Les employés de la Ville de Montréal demandent la clémence des citoyens

Le directeur général de la Ville de Montréal, Guy Hébert, des syndicats et des associations professionnelles représentant les milliers d'employés municipaux ont lancé un appel à la clémence des citoyens, dans la foulée les révélations-chocs faites à la commission Charbonneau.

« Tout comme vous, nous sommes citoyens et payeurs de taxes et à ce titre, nous voulons une gestion saine, honnête, intègre et efficace des fonds publics », font-ils valoir dans une lettre ouverte publiée jeudi matin.

Les employés municipaux disent subir les contrecoups des « gestes répréhensibles posés par quelques personnes », une remarque visant notamment les ex-ingénieurs Gilles Surprenant et Luc Leclerc.

Au cours des dernières semaines, les deux hommes ont admis avoir été corrompus par des entrepreneurs en construction.

Dans une entrevue accordée à Radio-Canada, le président du syndicat des cols bleus, Michel Parent, précise que les employés municipaux sont touchés dans leur quotidien, « parce qu'ils reçoivent des commentaires désobligeants de certains citoyens ».

Dans leur lettre, les employés municipaux disent comprendre « l'inquiétude de la population » dans la foulée des témoignages entendus à la commission Charbonneau, mais plaident que « la Ville de Montréal est une organisation où travaillent des gens dévoués, honnêtes et compétents ».

« Nous sommes ces employés que vous croisez probablement tous les jours : des cols bleus et cols blancs, des professionnels, des agents d'information, des bibliothécaires, des techniciens, des secrétaires, des directeurs de service, des pompiers, des gestionnaires », peut-on encore lire dans la lettre.

Les employés municipaux soutiennent en outre que leur engagement envers les citoyens est « sans réserve » et qu'ils appuient « les mesures prises et celles à venir pour améliorer la gestion des contrats donnés par la Ville ».

Michel Parent affirme par ailleurs que la situation actuelle a entraîné « une crise de crédibilité à l'hôtel de ville » et que les allégations lancées devant la commission Charbonneau ralentissent des projets.

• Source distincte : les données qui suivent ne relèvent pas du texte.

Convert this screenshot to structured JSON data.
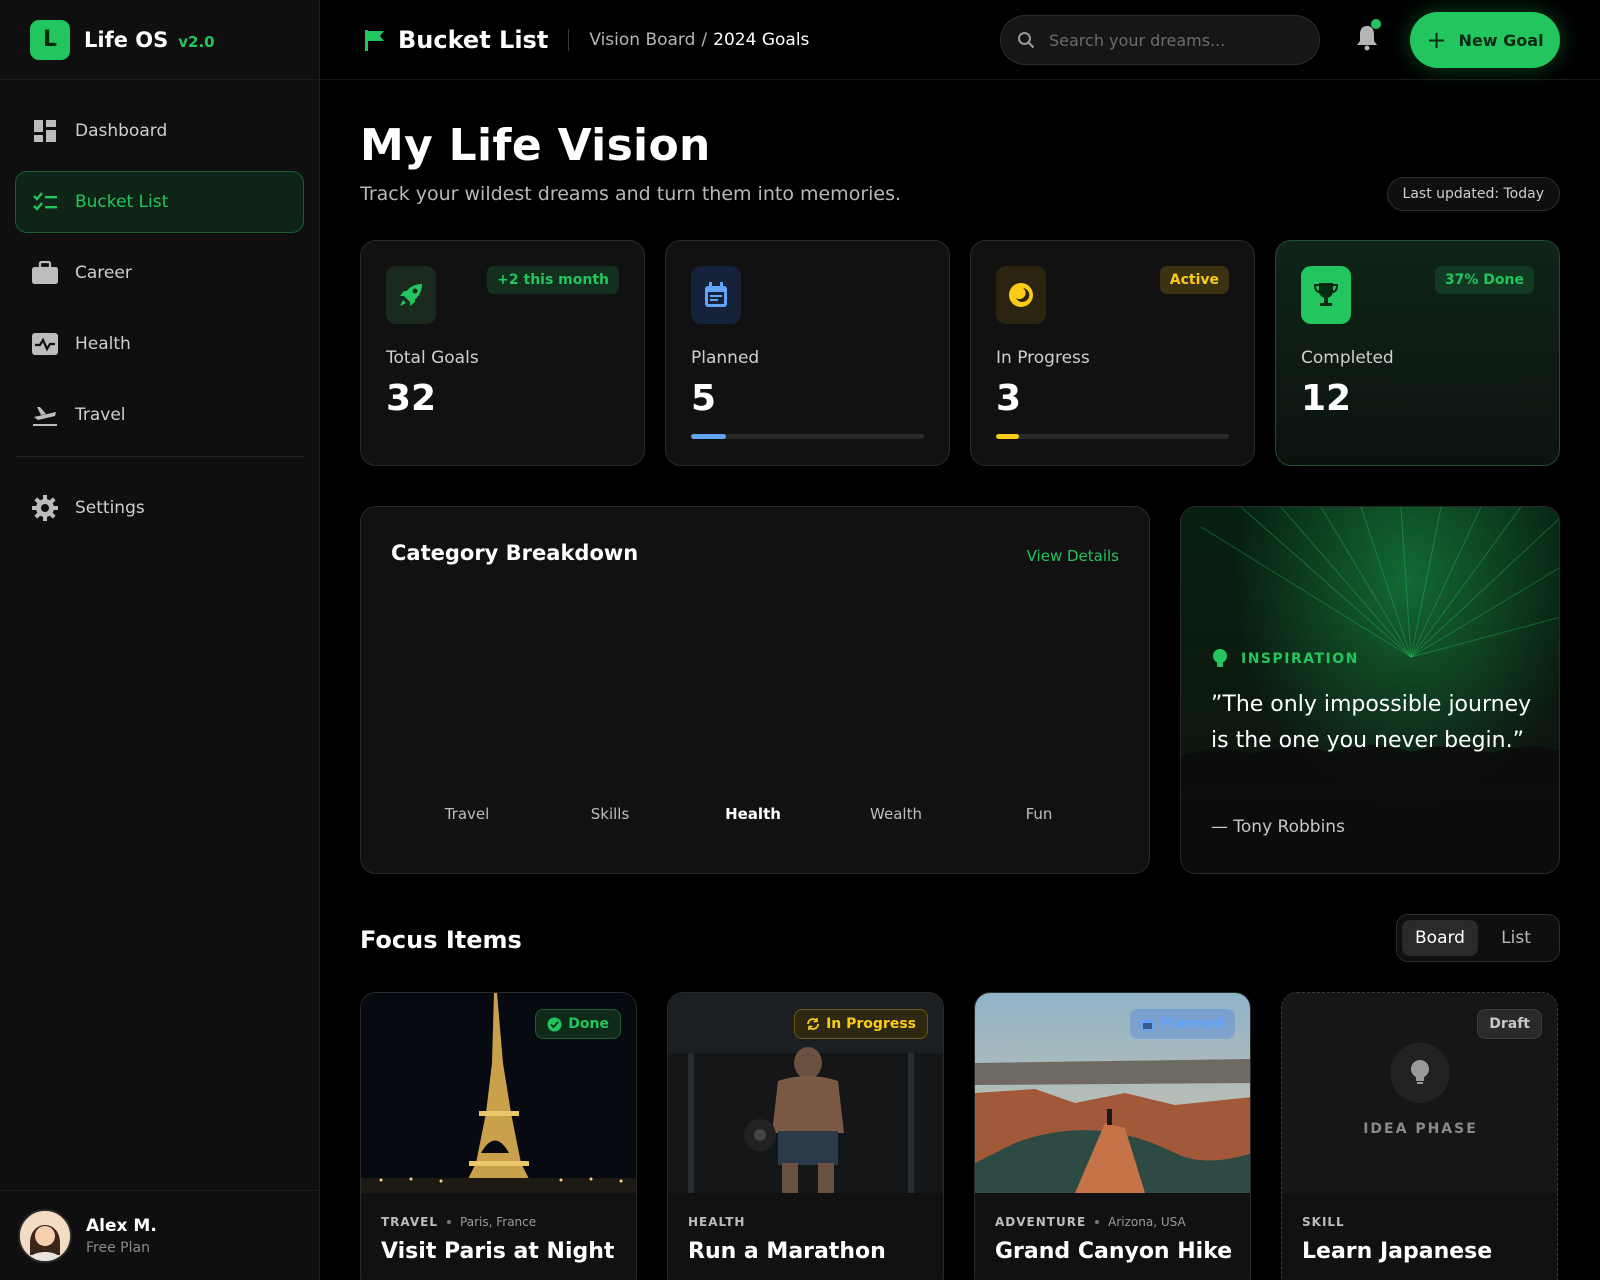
{
  "brand": {
    "logo_letter": "L",
    "name": "Life OS",
    "version": "v2.0"
  },
  "sidebar": {
    "items": [
      {
        "label": "Dashboard",
        "icon": "grid-icon"
      },
      {
        "label": "Bucket List",
        "icon": "checklist-icon",
        "active": true
      },
      {
        "label": "Career",
        "icon": "briefcase-icon"
      },
      {
        "label": "Health",
        "icon": "heart-pulse-icon"
      },
      {
        "label": "Travel",
        "icon": "plane-icon"
      }
    ],
    "settings": {
      "label": "Settings",
      "icon": "gear-icon"
    }
  },
  "user": {
    "name": "Alex M.",
    "plan": "Free Plan"
  },
  "header": {
    "page_name": "Bucket List",
    "breadcrumb": [
      "Vision Board",
      "2024 Goals"
    ],
    "search_placeholder": "Search your dreams...",
    "new_goal_label": "New Goal",
    "accent": "#22c55e"
  },
  "hero": {
    "title": "My Life Vision",
    "subtitle": "Track your wildest dreams and turn them into memories.",
    "updated": "Last updated: Today"
  },
  "stats": [
    {
      "label": "Total Goals",
      "value": "32",
      "badge": "+2 this month",
      "icon": "rocket-icon",
      "color": "#22c55e"
    },
    {
      "label": "Planned",
      "value": "5",
      "icon": "calendar-icon",
      "color": "#60a5fa",
      "progress": 0.15
    },
    {
      "label": "In Progress",
      "value": "3",
      "badge": "Active",
      "icon": "moon-icon",
      "color": "#facc15",
      "progress": 0.1
    },
    {
      "label": "Completed",
      "value": "12",
      "badge": "37% Done",
      "icon": "trophy-icon",
      "color": "#22c55e"
    }
  ],
  "category": {
    "title": "Category Breakdown",
    "link": "View Details",
    "categories": [
      "Travel",
      "Skills",
      "Health",
      "Wealth",
      "Fun"
    ],
    "selected": "Health"
  },
  "inspiration": {
    "tag": "INSPIRATION",
    "quote": "”The only impossible journey is the one you never begin.”",
    "author": "— Tony Robbins"
  },
  "focus": {
    "title": "Focus Items",
    "views": [
      "Board",
      "List"
    ],
    "selected_view": "Board",
    "items": [
      {
        "badge": "Done",
        "category": "TRAVEL",
        "location": "Paris, France",
        "title": "Visit Paris at Night"
      },
      {
        "badge": "In Progress",
        "category": "HEALTH",
        "location": "",
        "title": "Run a Marathon"
      },
      {
        "badge": "Planned",
        "category": "ADVENTURE",
        "location": "Arizona, USA",
        "title": "Grand Canyon Hike"
      },
      {
        "badge": "Draft",
        "category": "SKILL",
        "location": "",
        "title": "Learn Japanese",
        "placeholder": "IDEA PHASE"
      }
    ]
  }
}
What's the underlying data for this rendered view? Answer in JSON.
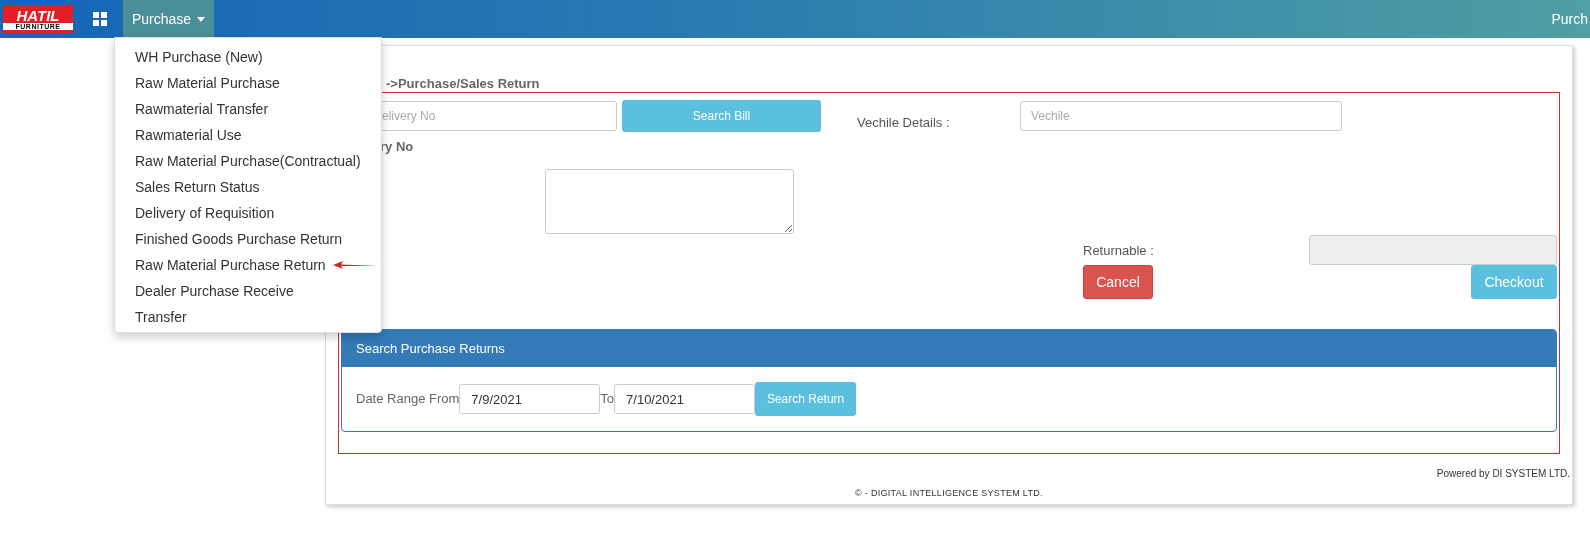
{
  "navbar": {
    "logo": "HATIL",
    "logo_tagline": "FURNITURE",
    "menu": "Purchase",
    "right_text": "Purch"
  },
  "dropdown": {
    "items": [
      {
        "label": "WH Purchase (New)",
        "pointed": false
      },
      {
        "label": "Raw Material Purchase",
        "pointed": false
      },
      {
        "label": "Rawmaterial Transfer",
        "pointed": false
      },
      {
        "label": "Rawmaterial Use",
        "pointed": false
      },
      {
        "label": "Raw Material Purchase(Contractual)",
        "pointed": false
      },
      {
        "label": "Sales Return Status",
        "pointed": false
      },
      {
        "label": "Delivery of Requisition",
        "pointed": false
      },
      {
        "label": "Finished Goods Purchase Return",
        "pointed": false
      },
      {
        "label": "Raw Material Purchase Return",
        "pointed": true
      },
      {
        "label": "Dealer Purchase Receive",
        "pointed": false
      },
      {
        "label": "Transfer",
        "pointed": false
      }
    ]
  },
  "form": {
    "breadcrumb": "->Purchase/Sales Return",
    "delivery_placeholder": "elivery No",
    "search_bill": "Search Bill",
    "vehicle_label": "Vechile Details :",
    "vehicle_placeholder": "Vechile",
    "delivery_label": "ry No",
    "returnable_label": "Returnable :",
    "cancel": "Cancel",
    "checkout": "Checkout"
  },
  "search_panel": {
    "title": "Search Purchase Returns",
    "from_label": "Date Range From",
    "from_value": "7/9/2021",
    "to_label": "To",
    "to_value": "7/10/2021",
    "button": "Search Return"
  },
  "footer": {
    "powered": "Powered by DI SYSTEM LTD.",
    "copyright": "©  - DIGITAL INTELLIGENCE SYSTEM LTD."
  }
}
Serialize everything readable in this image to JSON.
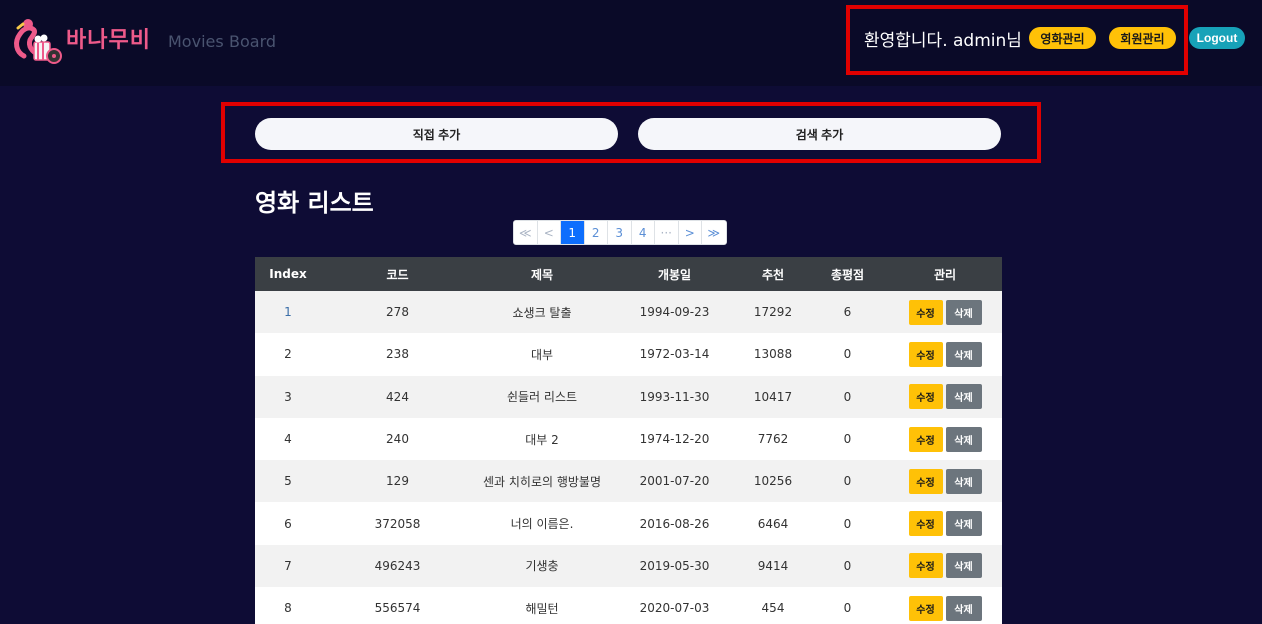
{
  "header": {
    "brand": "바나무비",
    "nav": [
      "Movies",
      "Board"
    ],
    "welcome": "환영합니다. admin님",
    "movie_admin": "영화관리",
    "member_admin": "회원관리",
    "logout": "Logout"
  },
  "add": {
    "direct": "직접 추가",
    "search": "검색 추가"
  },
  "title": "영화 리스트",
  "pagination": [
    "≪",
    "<",
    "1",
    "2",
    "3",
    "4",
    "···",
    ">",
    "≫"
  ],
  "table": {
    "columns": [
      "Index",
      "코드",
      "제목",
      "개봉일",
      "추천",
      "총평점",
      "관리"
    ],
    "edit_label": "수정",
    "delete_label": "삭제",
    "rows": [
      [
        "1",
        "278",
        "쇼생크 탈출",
        "1994-09-23",
        "17292",
        "6"
      ],
      [
        "2",
        "238",
        "대부",
        "1972-03-14",
        "13088",
        "0"
      ],
      [
        "3",
        "424",
        "쉰들러 리스트",
        "1993-11-30",
        "10417",
        "0"
      ],
      [
        "4",
        "240",
        "대부 2",
        "1974-12-20",
        "7762",
        "0"
      ],
      [
        "5",
        "129",
        "센과 치히로의 행방불명",
        "2001-07-20",
        "10256",
        "0"
      ],
      [
        "6",
        "372058",
        "너의 이름은.",
        "2016-08-26",
        "6464",
        "0"
      ],
      [
        "7",
        "496243",
        "기생충",
        "2019-05-30",
        "9414",
        "0"
      ],
      [
        "8",
        "556574",
        "해밀턴",
        "2020-07-03",
        "454",
        "0"
      ]
    ]
  },
  "colors": {
    "background": "#0e0c35",
    "accent_yellow": "#ffc107",
    "logout_teal": "#17a2b8",
    "brand_pink": "#ee5a8a",
    "highlight_red": "#e00000"
  }
}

« On ne peut pas se permettre que La Ville de Montréal fonctionne au ralenti. Il faut que la Ville de Montréal revienne sur ses rails le plus rapidement possible et qu'on fonctionne à plein régime », affirme-t-il.

Outre MM. Hébert et Parent, la lettre ouverte a été signée par les présidents de l'Association des pompiers, de l'Association des cadres municipaux, de l'Association des contremaîtres municipaux, du Syndicat des fonctionnaires municipaux, du Syndicat des professionnels municipaux, du Syndicat professionnel des scientifiques à pratique exclusive, du Syndicat des employés professionnels et de bureau et du Syndicat des architectes de la Ville de Montréal.